As a longtime, and vocal critic of the Yankees’ front office, I must give credit when it’s due: Acquiring Jon Berti for nobody who will be missed is a great move. Berti has appeared at five positions over the past two seasons and fielded all of them at an either competent (OF) or better than average (IF) level. Combine that with 95th percentile speed and sound judgment on the bases and all you need is league average performance with the bat and you have a valuable player (4.3 fWAR in 235 games over the past two seasons.) Essentially the Yankees got an upgrade from IKF and the broken-down version of DJ we’ve had for all by six months of the last three years.

And from the “this shouldn’t be important, but it is” department: I watched plenty of Miami Marlins baseball last season and Berti is going to be a fan favorite. He puts the ball in play, and he runs fast.

Similarly…

As much as I dragged Anthony Volpe’s inability to hit MLB pitching last season and the Yankees’ mismanaging of the position over the past, I don’t know, five or six years, something didn’t get talked about enough coming into the 2024 season:

Despite being the second easiest out in MLB last year, Volpe played a premium position at somewhere between an average to better than average level depending on who you ask. Combine that with his much better than average baserunning contributions and you have – at the absolute worst – a league average shortstop, which isn’t going to hurt you over 162 games. Considering that he’s more likely to improve than regress, we may be looking at a 3 or 4-win player this year, which would be a huge boost for the team.

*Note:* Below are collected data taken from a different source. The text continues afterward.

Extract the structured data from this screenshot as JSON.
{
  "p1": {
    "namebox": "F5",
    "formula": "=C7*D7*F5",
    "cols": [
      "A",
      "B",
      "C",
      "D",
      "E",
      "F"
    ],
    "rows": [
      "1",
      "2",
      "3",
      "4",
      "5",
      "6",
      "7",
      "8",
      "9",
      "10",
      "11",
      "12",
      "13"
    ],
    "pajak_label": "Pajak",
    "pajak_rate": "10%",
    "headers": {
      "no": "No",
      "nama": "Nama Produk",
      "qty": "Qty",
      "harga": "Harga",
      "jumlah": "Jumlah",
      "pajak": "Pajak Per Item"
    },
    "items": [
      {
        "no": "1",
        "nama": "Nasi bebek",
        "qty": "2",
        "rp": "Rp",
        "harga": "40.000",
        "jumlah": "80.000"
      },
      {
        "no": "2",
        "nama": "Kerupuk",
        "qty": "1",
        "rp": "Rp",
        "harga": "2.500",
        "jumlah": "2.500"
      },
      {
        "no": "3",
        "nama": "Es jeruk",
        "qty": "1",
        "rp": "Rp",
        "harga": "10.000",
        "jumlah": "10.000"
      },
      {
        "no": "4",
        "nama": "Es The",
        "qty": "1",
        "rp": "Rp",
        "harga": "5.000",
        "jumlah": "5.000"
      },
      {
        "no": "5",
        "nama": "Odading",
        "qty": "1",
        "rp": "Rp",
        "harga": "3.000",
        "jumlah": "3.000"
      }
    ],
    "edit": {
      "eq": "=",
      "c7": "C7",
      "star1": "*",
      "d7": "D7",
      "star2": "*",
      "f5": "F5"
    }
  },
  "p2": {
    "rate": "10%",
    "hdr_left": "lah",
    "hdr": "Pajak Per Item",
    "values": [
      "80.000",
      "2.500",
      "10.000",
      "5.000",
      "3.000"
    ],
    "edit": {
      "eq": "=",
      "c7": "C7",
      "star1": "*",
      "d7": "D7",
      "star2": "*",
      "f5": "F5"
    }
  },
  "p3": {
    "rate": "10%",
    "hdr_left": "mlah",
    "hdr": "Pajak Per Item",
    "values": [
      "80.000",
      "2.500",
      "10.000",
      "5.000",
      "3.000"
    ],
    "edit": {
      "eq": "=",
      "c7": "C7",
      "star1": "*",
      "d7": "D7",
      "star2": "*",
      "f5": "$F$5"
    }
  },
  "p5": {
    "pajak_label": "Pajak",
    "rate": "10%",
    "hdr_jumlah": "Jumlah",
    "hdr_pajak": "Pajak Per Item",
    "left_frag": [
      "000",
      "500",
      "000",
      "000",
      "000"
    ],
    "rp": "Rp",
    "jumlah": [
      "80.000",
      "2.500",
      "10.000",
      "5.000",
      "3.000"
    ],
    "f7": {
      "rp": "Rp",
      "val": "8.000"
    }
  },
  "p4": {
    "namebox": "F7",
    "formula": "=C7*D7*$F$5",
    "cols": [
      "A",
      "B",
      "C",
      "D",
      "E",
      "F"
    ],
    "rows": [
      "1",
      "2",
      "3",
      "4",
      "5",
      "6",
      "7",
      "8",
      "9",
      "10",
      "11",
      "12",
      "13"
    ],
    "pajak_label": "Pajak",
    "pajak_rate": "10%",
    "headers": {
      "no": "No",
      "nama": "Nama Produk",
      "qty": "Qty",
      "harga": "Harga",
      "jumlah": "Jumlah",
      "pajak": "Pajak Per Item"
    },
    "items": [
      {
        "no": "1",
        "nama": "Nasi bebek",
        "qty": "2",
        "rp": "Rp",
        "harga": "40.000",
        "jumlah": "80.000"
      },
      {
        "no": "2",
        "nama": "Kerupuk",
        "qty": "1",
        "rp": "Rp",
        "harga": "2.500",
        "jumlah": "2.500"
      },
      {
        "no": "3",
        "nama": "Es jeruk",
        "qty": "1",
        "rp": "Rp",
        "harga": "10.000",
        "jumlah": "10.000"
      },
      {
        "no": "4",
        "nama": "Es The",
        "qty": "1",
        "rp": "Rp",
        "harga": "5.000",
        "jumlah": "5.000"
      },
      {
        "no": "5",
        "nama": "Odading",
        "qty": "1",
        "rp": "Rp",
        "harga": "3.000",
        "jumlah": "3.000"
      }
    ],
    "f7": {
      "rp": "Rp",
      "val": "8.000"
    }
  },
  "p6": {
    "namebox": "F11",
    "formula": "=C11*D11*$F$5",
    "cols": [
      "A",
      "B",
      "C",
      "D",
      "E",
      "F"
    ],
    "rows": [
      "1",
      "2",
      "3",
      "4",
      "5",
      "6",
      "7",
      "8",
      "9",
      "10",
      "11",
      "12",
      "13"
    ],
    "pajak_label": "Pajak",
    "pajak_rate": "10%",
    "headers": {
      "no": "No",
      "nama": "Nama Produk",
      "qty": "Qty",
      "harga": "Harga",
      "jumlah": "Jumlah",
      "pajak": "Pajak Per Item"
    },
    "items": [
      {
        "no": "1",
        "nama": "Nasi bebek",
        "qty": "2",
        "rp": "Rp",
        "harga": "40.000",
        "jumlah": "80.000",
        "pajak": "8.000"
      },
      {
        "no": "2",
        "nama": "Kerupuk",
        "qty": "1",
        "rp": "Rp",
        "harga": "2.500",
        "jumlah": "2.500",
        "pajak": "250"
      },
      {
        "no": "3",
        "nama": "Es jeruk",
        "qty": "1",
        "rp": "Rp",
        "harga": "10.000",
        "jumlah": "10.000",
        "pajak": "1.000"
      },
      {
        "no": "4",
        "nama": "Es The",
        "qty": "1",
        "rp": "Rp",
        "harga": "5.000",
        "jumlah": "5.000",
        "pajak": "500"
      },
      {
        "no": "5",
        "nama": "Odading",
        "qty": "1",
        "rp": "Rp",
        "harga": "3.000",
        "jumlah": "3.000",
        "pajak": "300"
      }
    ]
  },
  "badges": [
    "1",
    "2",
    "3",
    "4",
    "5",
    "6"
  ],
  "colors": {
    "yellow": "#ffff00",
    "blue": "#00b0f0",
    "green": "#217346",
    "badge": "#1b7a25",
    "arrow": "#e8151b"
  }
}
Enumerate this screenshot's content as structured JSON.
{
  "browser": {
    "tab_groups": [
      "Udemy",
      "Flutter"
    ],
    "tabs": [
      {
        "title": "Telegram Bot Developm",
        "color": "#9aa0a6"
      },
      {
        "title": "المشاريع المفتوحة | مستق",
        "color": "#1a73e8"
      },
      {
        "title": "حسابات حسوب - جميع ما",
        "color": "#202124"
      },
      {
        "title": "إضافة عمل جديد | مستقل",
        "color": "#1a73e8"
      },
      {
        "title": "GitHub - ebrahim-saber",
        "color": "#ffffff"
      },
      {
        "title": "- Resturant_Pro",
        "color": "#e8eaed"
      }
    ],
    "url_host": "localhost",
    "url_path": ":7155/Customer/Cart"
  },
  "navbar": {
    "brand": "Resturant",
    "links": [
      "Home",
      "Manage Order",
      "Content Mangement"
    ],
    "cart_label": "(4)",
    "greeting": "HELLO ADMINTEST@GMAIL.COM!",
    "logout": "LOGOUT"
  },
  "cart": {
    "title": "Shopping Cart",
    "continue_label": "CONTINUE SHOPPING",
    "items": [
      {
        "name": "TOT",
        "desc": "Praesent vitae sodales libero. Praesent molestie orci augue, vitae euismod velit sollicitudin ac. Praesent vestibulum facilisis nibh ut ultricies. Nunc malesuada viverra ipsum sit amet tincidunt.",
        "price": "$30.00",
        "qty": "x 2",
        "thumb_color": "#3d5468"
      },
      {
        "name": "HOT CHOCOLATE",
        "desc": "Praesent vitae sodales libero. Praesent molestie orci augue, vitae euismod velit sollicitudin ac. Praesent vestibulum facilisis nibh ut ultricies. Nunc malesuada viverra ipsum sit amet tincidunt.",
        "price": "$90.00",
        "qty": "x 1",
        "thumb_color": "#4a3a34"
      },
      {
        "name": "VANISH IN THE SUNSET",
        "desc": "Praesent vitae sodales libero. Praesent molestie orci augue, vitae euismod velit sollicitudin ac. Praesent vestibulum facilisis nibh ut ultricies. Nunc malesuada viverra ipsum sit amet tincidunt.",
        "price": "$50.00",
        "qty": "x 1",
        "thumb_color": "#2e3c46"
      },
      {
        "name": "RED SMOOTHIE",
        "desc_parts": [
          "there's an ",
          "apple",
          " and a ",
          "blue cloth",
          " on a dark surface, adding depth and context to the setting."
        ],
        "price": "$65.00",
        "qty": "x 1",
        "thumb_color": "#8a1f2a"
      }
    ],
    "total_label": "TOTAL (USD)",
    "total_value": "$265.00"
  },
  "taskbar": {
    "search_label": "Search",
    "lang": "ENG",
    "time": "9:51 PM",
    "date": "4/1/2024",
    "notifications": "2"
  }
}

Finally, I can’t finish without talking about stats. Here’s a friendly reminder: There’s nothing new in this game. Every stat we use to measure players’ contributions today, folks talked about in the 19th century. Henry Chadwick had a version of WAR during the Civil War and told baseball fans this around the same time about defense:

“The best player is he who makes the most good plays – not the one who commits the fewest errors.”

Again, players with plus range who make a few errors are more valuable than players with no range who make very few errors. It was true in 1861 and it’s true today.

(The above was taken from “The Numbers Game: Baseball’s Lifelong Fascination With Statistics”. It’s the best book on the history of baseball statistics I’ve ever read – you should read it too.)